Two books recently have made me wonder about the insights into the development of religion and culture in the Indian subcontinent. The Final Pagan Generation: Rome’s Unexpected Path to Christianity explicitly makes an analogy to local Hindu gods and shrines to allow us to conceptualize what pre-Christian Roman religion was like. The whole city was the purview of the gods, and their presence pervaded the world. The Final Pagan Generation notes that even though the attack on grand public temples such as the Serapion at the end of the 4th century are salient and notable, even 100 years later Christian mobs were able to collect thousands of items of religious significance through Alexandria.

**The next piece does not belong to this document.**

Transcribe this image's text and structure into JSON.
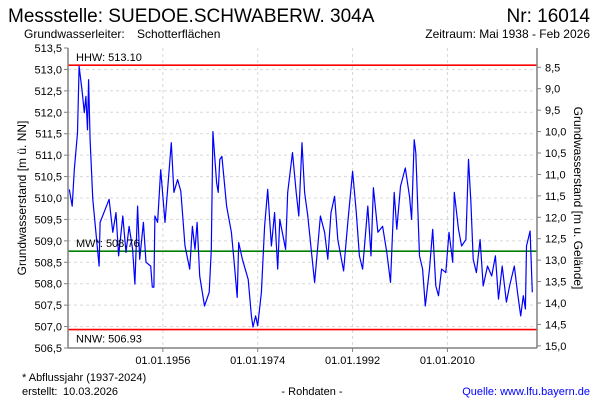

Recently I have been reading The Souls of China: The Return of Religion After Mao. The author notes that though the great traditions of Buddhism, Daoism, and Confucianism, warrant public notice, the reality is that pre-modern Chinese religion was dominated by local gods, with numerous temples to the gods of a particular city, or a particular profession. Reviled as “superstition” in the early 20th century, these local gods and their shrines were torn down and destroyed first by the Nationalists, and later the Communists. 21st century China has only slowly been allow for the reemergence of this religious substrate.

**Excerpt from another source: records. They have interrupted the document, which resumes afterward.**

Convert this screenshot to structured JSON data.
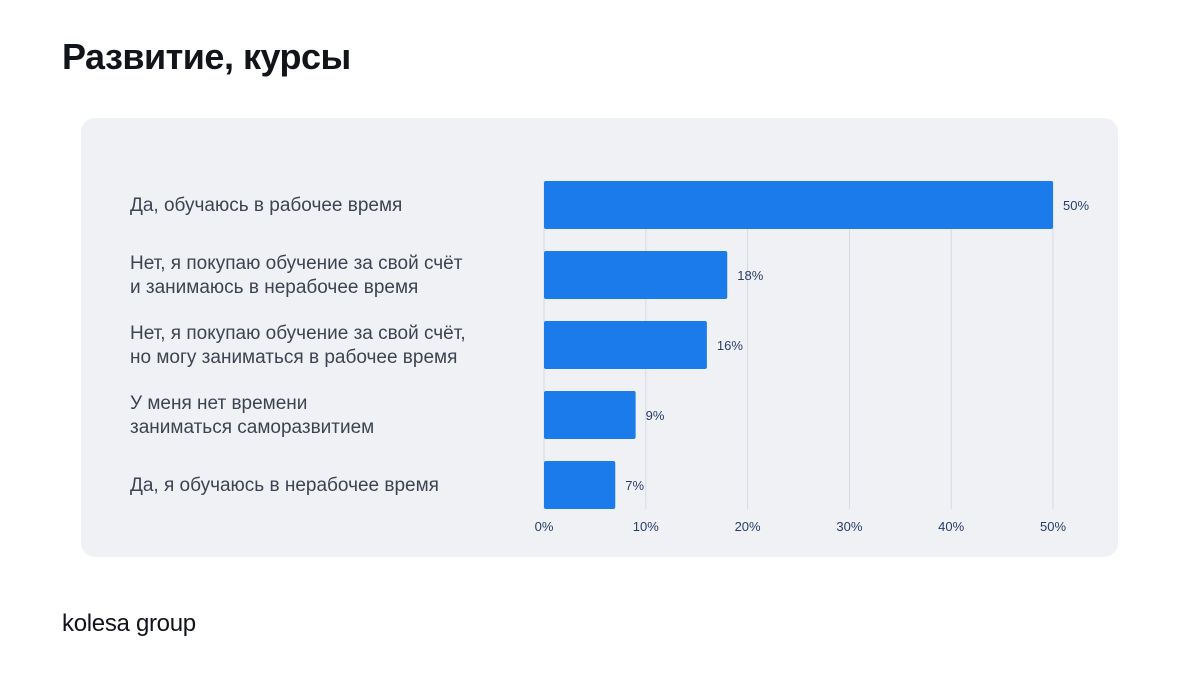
{
  "title": "Развитие, курсы",
  "brand": {
    "logo_text": "kolesa group"
  },
  "colors": {
    "bar": "#1c7bea",
    "grid": "#d6dae2"
  },
  "chart_data": {
    "type": "bar",
    "orientation": "horizontal",
    "categories": [
      [
        "Да, обучаюсь в рабочее время"
      ],
      [
        "Нет, я покупаю обучение за свой счёт",
        "и занимаюсь в нерабочее время"
      ],
      [
        "Нет, я покупаю обучение за свой счёт,",
        "но могу заниматься в рабочее время"
      ],
      [
        "У меня нет времени",
        "заниматься саморазвитием"
      ],
      [
        "Да, я обучаюсь в нерабочее время"
      ]
    ],
    "values": [
      50,
      18,
      16,
      9,
      7
    ],
    "value_labels": [
      "50%",
      "18%",
      "16%",
      "9%",
      "7%"
    ],
    "xlim": [
      0,
      50
    ],
    "x_ticks": [
      0,
      10,
      20,
      30,
      40,
      50
    ],
    "x_tick_labels": [
      "0%",
      "10%",
      "20%",
      "30%",
      "40%",
      "50%"
    ],
    "grid": "vertical",
    "legend": "none"
  }
}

One could argue that Abrahamic religions lack these organically developed local twists. But this is actually not true, as for Catholic Catholics saints and relics are a critical intermediary layer in their religious institution, and within many forms of Islam, the shrines of saints are critical. Rather, particular forms of Protestant Christianity and Salafist Islam are peculiar in their abstraction and rational decoupling from place.